Obie kobiety posiadają obywatelstwo jednego z państw UE i zezwolenie na pobyt w tym kraju, co pozwala im ominąć wszelkie ograniczenia. Niemniej, w tej sytuacji banki powinny wykazać się większą czujnością - ocenił w czwartek Moscow Times.

Częściowe odstąpienie od neutralności

Po agresji Rosji na Ukrainę rozpoczętej w lutym 2022 roku Szwajcaria postanowiła częściowo odstąpić od polityki neutralności i przyłączyła się do sankcji UE przeciwko Rosji i Białorusi.

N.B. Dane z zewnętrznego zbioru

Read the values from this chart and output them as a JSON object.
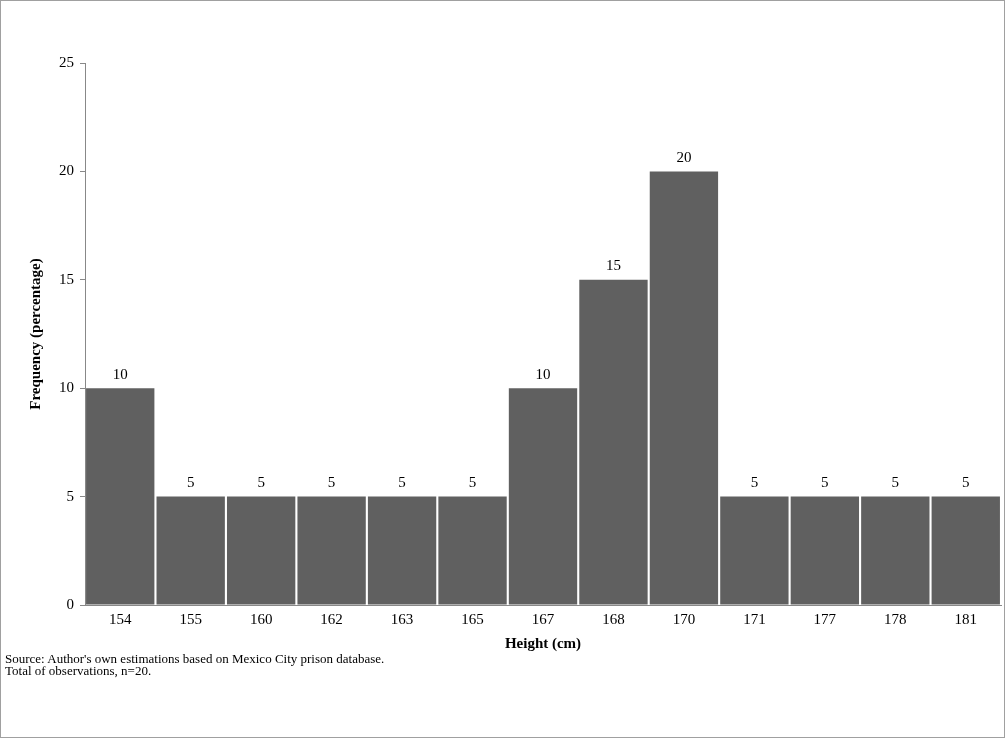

W latach 2022-23 rząd w Bernie wprowadził w życie kilka unijnych pakietów sankcyjnych. Zamrożono m.in. rosyjskie aktywa warte 7,5 mld franków szwajcarskich, a także zabroniono eksportu towarów i powiązanych usług dla rosyjskiego sektora energetycznego. Zakazano też działalności w Szwajcarii koncernom energetycznym z Rosji oraz udzielania takim podmiotom pożyczek lub wsparcia finansowego w innej formie.

W ubiegłym roku szwajcarskie władze zabroniły bankom przyjmowania depozytów od obywateli Rosji bądź osób fizycznych i prawnych z siedzibą w tym kraju w wysokości przekraczającej 100 tys. franków, czyli ponad 480 tys. zł. Kilka banków, m.in. Julius Baer, ogłosiło, że całkowicie zerwą relacje ze swoimi rosyjskimi klientami.

Te ograniczenia można jednak łatwo obejść. Rząd w Bernie regularnie spotyka się z krytyką ze strony m.in. Stanów Zjednoczonych, zarzucających Szwajcarii zbyt bierną postawę w śledzeniu rosyjskich aktywów - zauważył Moscow Times.